Us chamber of commerce secretary mnuchin re dst
October 30, 2018
U.S. Chamber of Commerce President and CEO Thomas J. Donohue today sent a letter to Treasury Secretary Steven Mnuchin on the potential for a European Digital Services Tax (DST).
Read the letter below:
October 29, 2018
The Honorable Steven Mnuchin
Secretary of the Treasury
1500 Pennsylvania Avenue NW
Washington, DC 20220
Dear Mr. Secretary:
The U.S. Chamber is concerned about reports that the European Union (EU) and individual EU member states may be moving towards adoption of a Digital Services Tax (DST). We applaud your recent statements expressing similar concerns and encourage you to redouble efforts to urge the Europeans to address these issues in appropriate multilateral fora.
We understand there is disagreement at the EU level about the best way to proceed, and that in the absence of action in Brussels, individual European countries are actively contemplating adoption of their own measures. In particular, Spain has included a provision in a budget package under consideration, and the United Kingdom has announced its intent to introduce such a measure in 2020.

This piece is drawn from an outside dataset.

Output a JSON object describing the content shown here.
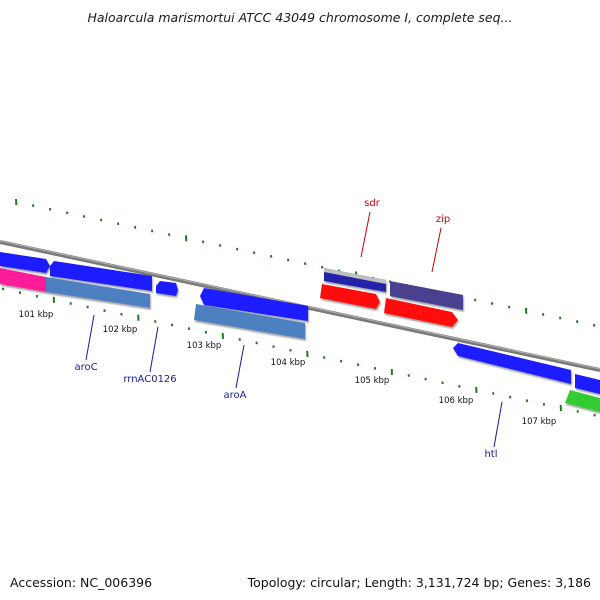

Our concerns about these measures are straightforward. First, proposing to tax revenues ignores the costs associated with sales. Such a turnover tax dissuades investment and discourages innovation and entrepreneurship.
Second, these measures improperly target large American technology companies. Proponents have not been shy about their intentions in this regard. Targeting specific companies or sectors would set a dangerous precedent. In addition, “digitally enabled services” is not clearly defined in such measures and risks encompassing an even larger pool of companies.

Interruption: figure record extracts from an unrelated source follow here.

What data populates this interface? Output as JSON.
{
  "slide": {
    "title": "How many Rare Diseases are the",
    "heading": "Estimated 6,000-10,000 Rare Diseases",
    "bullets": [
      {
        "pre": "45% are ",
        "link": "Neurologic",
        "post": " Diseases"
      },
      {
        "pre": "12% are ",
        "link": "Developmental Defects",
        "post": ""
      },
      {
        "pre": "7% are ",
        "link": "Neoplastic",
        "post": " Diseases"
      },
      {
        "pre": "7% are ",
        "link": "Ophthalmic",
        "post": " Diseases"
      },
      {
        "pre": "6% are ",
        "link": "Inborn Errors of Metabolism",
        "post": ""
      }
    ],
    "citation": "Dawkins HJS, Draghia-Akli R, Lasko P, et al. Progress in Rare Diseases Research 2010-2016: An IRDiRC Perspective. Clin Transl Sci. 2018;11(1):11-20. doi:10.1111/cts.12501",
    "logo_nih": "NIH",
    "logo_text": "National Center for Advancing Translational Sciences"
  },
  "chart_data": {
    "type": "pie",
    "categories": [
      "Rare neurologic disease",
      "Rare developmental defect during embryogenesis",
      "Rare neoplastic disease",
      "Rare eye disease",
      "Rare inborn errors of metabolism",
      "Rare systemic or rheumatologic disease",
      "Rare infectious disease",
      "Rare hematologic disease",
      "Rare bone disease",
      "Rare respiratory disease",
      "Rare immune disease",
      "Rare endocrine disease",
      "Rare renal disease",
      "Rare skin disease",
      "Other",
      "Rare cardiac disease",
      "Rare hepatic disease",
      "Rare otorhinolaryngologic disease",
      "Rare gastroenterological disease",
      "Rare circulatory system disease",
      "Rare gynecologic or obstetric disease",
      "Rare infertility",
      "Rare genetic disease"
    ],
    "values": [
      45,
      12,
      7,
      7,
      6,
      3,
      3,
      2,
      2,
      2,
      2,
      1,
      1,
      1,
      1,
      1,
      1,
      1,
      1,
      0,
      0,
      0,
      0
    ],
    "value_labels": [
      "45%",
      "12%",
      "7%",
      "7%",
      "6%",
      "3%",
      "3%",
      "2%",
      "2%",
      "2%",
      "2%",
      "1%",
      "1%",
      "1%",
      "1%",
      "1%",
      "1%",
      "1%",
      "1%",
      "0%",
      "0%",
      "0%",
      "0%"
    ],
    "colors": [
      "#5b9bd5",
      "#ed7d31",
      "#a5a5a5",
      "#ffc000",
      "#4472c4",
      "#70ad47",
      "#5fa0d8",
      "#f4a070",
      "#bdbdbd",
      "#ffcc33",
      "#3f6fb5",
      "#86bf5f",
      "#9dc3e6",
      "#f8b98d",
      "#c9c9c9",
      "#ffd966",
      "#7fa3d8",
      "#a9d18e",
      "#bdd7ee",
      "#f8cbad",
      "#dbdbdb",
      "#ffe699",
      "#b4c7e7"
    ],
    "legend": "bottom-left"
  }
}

Finally, proponents have billed such measures as temporary solutions until an international consensus is achieved. To the extent European countries are seeking to generate revenues under the guise of promoting “fair taxation,” it is hard to imagine these taxes being lifted once such an agreement is reached. Moreover, adoption of a DST by one or more member states could prompt similar measures in others.
The American business community supports international dialogue on ways to modernize the international taxation system to adapt to changes in the global economy. However, unilateral European actions will erode trust and lessen the prospects for international agreement; indeed, we now see governments outside of Europe considering similar actions.
We encourage you and other members of the Administration to reiterate U.S. concerns about any such unilateral moves, and urge your European counterparts to collaborate on consensus measures that respond to taxation concerns without punitively targeting American firms in the process.